More information leaks from packets

Most people read about the Time-To-Live field in a TCP header, think "OK, infinite loop prevention", and forget about it. The Zalewskis of the world notice that any given OS always sends out the same starting value of TTL and that most OS's use start values from a small set (64, 128, sometimes 255). If you get a packet with a TTL of 60 you know it came from four hops away regardless of what lies the IP address may tell you. You can use that fact to detect spoofed packets using the despoof tool Mark Loveless wrote based on an idea from Donald McLachlan. If you have two or more geographically separate systems under attack you can triangulate with the hop distances and find out where the spoofer is.

Omissions

There are several techniques with flavors that would have fit beautifully but which for some reason Zalewski didn't include.

Markus Kuhn of Cambridge came up with a way to read the contents of a display without seeing the display. For young readers, I should explain that computer displays used to be something called a "cathode ray tube" in which an electron beam lit up one pixel at a time, scanning so rapidly as to look like an image. This implies that in a room lit by a CRT the room brightness tracks the electron beam on a sub-microsecond time scale and if you sample the room brightness quickly you can reconstruct what the CRT is displaying.

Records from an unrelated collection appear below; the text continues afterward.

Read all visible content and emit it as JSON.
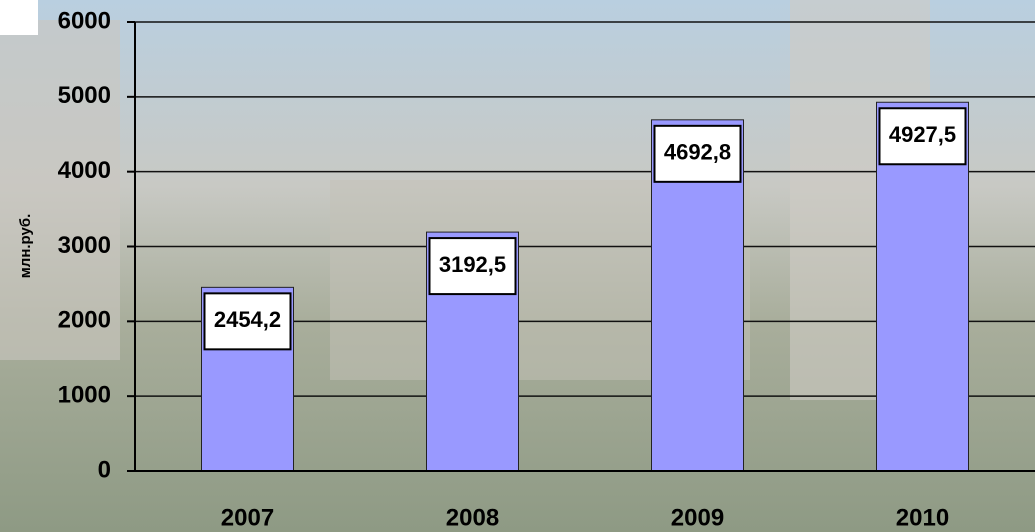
{
  "chart_data": {
    "type": "bar",
    "y_axis_label": "млн.руб.",
    "categories": [
      "2007",
      "2008",
      "2009",
      "2010"
    ],
    "values": [
      2454.2,
      3192.5,
      4692.8,
      4927.5
    ],
    "value_labels": [
      "2454,2",
      "3192,5",
      "4692,8",
      "4927,5"
    ],
    "color": "#9999ff",
    "ylim": [
      0,
      6000
    ],
    "yticks": [
      0,
      1000,
      2000,
      3000,
      4000,
      5000,
      6000
    ],
    "grid": true
  }
}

Zalewski makes note of using a remote system's clock error to identify it but doesn't go into Kohno's work on using the rate of clock drift to fingerprint a remote device.

It's a little off topic from computers and networks, but the technique of "transmitter fingerprinting" is in the same spirit as Zalewski's work. Transmitter fingerprinting looks at startup changes in a radio signal to identify the particular transmitter.

Rapid changes

Zalewski presents beautiful hacks, but they are hacks, and hacks have a short shelf life. His tools for locating the source of a denial of service attack have been superseded by crooks using botnets. The crooks don't care if one of their machines gets hunted down because they can get replacements for a quarter of a cent each. His work on recovering data from status LEDs worked on slow devices like modems but seems unlikely to be effective on gigabit Ethernet cards.